Modelling weathering processes at the catchment scale: The WITCH numerical model

A numerical model of chemical weathering in soil horizons and underlying bedrock (WITCH) has been coupled to a numerical model of water and carbon cycles in forest ecosystems (ASPECTS) to simulate the concentration of major species within the soil horizons and the stream of the Strengbach granitic watershed, located in the Vosges Mountains (France). For the first time, simulations of solute concentrations in soil layers and in the catchment river have been performed on a seasonal basis. The model is able to reproduce the concentrations of most major species within the soil horizons, as well as catching the first-order seasonal fluctuations of aqueous calcium, magnesium and silica concentrations. However, the WITCH model underestimates concentrations of Mg2+ and silica at the spring of the catchment stream, and significantly underestimates Ca2+ concentration.
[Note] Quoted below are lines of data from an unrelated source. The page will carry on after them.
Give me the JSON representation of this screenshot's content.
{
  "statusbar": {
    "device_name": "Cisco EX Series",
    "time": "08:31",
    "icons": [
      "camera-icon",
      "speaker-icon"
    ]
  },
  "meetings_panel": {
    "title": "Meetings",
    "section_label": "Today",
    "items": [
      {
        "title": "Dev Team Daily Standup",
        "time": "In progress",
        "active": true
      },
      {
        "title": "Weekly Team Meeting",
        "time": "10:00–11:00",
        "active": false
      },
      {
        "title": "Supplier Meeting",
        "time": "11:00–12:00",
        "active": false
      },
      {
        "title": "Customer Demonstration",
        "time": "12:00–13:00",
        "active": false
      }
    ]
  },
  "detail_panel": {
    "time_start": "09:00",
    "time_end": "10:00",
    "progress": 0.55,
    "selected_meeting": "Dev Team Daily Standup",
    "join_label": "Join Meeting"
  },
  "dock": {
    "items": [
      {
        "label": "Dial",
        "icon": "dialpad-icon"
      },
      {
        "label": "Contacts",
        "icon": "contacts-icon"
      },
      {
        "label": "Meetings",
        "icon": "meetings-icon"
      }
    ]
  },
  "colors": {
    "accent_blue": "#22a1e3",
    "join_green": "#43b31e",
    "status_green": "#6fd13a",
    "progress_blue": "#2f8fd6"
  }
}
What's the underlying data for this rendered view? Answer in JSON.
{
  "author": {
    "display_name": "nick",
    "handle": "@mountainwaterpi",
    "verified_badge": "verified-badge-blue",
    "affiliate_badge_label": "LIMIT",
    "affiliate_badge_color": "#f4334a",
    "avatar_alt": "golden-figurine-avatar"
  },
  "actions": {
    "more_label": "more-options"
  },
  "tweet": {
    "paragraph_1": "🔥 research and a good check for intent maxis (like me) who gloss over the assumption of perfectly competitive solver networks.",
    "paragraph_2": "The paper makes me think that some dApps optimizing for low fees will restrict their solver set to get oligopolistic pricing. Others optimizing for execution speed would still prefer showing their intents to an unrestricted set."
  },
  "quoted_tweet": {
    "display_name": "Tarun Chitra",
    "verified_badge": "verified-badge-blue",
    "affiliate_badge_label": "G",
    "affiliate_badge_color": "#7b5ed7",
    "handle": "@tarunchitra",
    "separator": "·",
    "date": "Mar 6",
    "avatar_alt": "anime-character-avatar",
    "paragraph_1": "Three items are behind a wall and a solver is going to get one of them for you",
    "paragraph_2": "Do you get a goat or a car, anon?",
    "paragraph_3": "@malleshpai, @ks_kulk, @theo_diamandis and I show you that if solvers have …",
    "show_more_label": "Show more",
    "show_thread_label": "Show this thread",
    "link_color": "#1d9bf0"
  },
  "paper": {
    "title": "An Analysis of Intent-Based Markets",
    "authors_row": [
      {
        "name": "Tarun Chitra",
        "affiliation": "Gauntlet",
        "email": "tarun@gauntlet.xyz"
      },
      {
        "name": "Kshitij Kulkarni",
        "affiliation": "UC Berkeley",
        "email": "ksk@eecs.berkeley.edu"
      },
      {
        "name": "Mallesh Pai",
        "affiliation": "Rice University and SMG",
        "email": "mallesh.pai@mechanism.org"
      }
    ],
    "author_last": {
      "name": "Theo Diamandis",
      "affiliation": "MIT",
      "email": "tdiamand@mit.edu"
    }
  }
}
The deficit in calculated calcium can be compensated for by dissolution of trace apatite disseminated in the bedrock. However, the resulting increased Ca2+ release yields important smectite precipitation in the deepest model layer (in contact with the bedrock) and subsequent removal of large amount of silica and magnesium from solution. In contrast, the model accurately accounts for the concentrations of major species (Ca, Mg and silica) measured in the catchment stream when precipitation of clay minerals is not allowed. The model underestimation of Mg2+ and H4SiO4 concentrations when precipitation of well crystallized smectites is allowed strongly suggests that precipitation of well crystallized clay minerals is overestimated and that more soluble poorly crystallized and amorphous materials may be forming. In agreement with observations on other watersheds draining granitic rocks, this study indicates that highly soluble trace calcic phases control the aqueous calcium budget in the Strengbach watershed.